Tableau Data Relationships vs Tableau Joins
Tableau data connections can be a little complicated if you are unfamiliar with the data models. There are 3 different ways to merge data together from different data sources, Data Relationships, Data Joins and Blends. Tableau’s new default way is the data relationships which makes things a lot easier for the novice. You can still do the traditional joins but you now don’t have to worry about duplication problems which was a major concern with doing joins historically. In this blog post we will be talking about the difference between the new relationships and joins so you know the difference between the two conceptually.
Enter your email to download the data
Simple Data Relationship by Order ID
When connecting to raw data and brining 2 or more tables into the data connection screen the default interface will be the data relationship screen. This screen is known as the logical layer because as you bring tables out, they will stay independent of each other outside of the logical connection you give it. This is a lot different then in the join interface because you can use these tables separate of each other compared to a join where you combined the data together into one table. Once you bring out the tables Tableau will ask you to let it know how these tables are related, if the column names are the same in both files usually Tableau will guess it correctly for you, if not then just select the correct column names from the dropdown. Now when you go to create a chart you will be able to use columns from both data sources and it will only activate each table IF you choose a column from that table, if not it will not use it. The important part here is when it comes to measures because this route will not duplicate the rows and give you the correct sum.
Simple Join by Order ID
The traditional join interface is still there you just have to double click on one of the tables in the Tableau data canvas to open it. The join interface looks similar but behaves a lot differently. You still have to select how the tables are related, which is by Order ID in our data. The difference here is this will merge the 2 tables together into one table compared to having 2 separate tables that work together as needed. The main problem people have to this is when there is a one-to-many problem, which will result in duplication and mess up your numbers. For example, if in File 1 you have 1 row with Order ID A1 and in File 2 you have 3 rows with Order ID A1, then this will duplicate the measures in File by 3x. Now you can solve this by using LOD calculations but that is pretty advanced and you don’t need to do that if using the relationship route.

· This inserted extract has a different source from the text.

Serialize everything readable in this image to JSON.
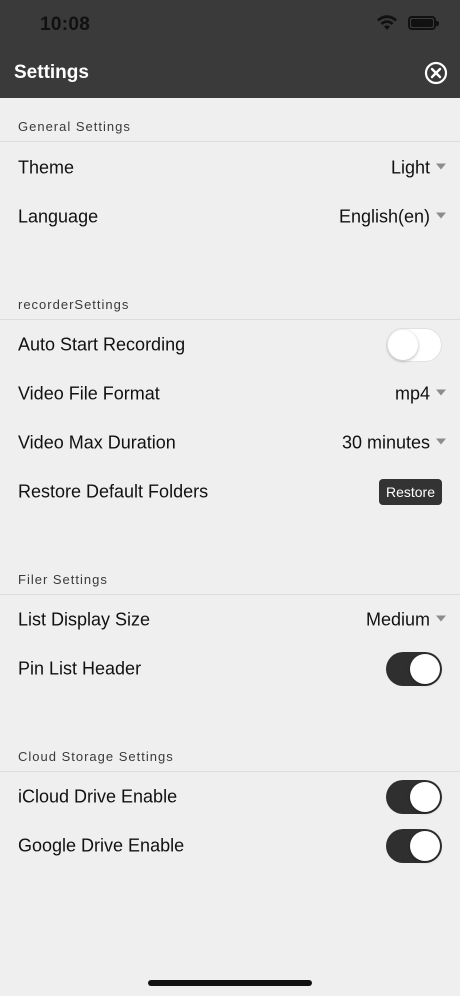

Data Relationships and Join Combo
You can use data relationships and joins together in one data connection. Let’s say we sticking with the same simple join on Order ID with 2 tables. You could join for example the sales person in the first table to create one table with that new column then do a data relationship with the second table. You could also just do another relationship with the 3rd table instead of a join. You can mix and match as needed to get your desired results. Usually, you will not have any problems if you are bringing into a dimension and there is a one-to-one relationship which will not cause duplications.
Conclusion
I would say to just stick to data relationship by default and if for some reason you are not getting the correct number you are picturing or run into some limitations then look into seeing if a join can solve it. I think most of the time you should be ok with just doing the data relationship especially if you are not familiar with joins. The main thing to remember is the data relationships will solve your duplication problems most the time compared to doing a join, you might have duplication so always double check your numbers.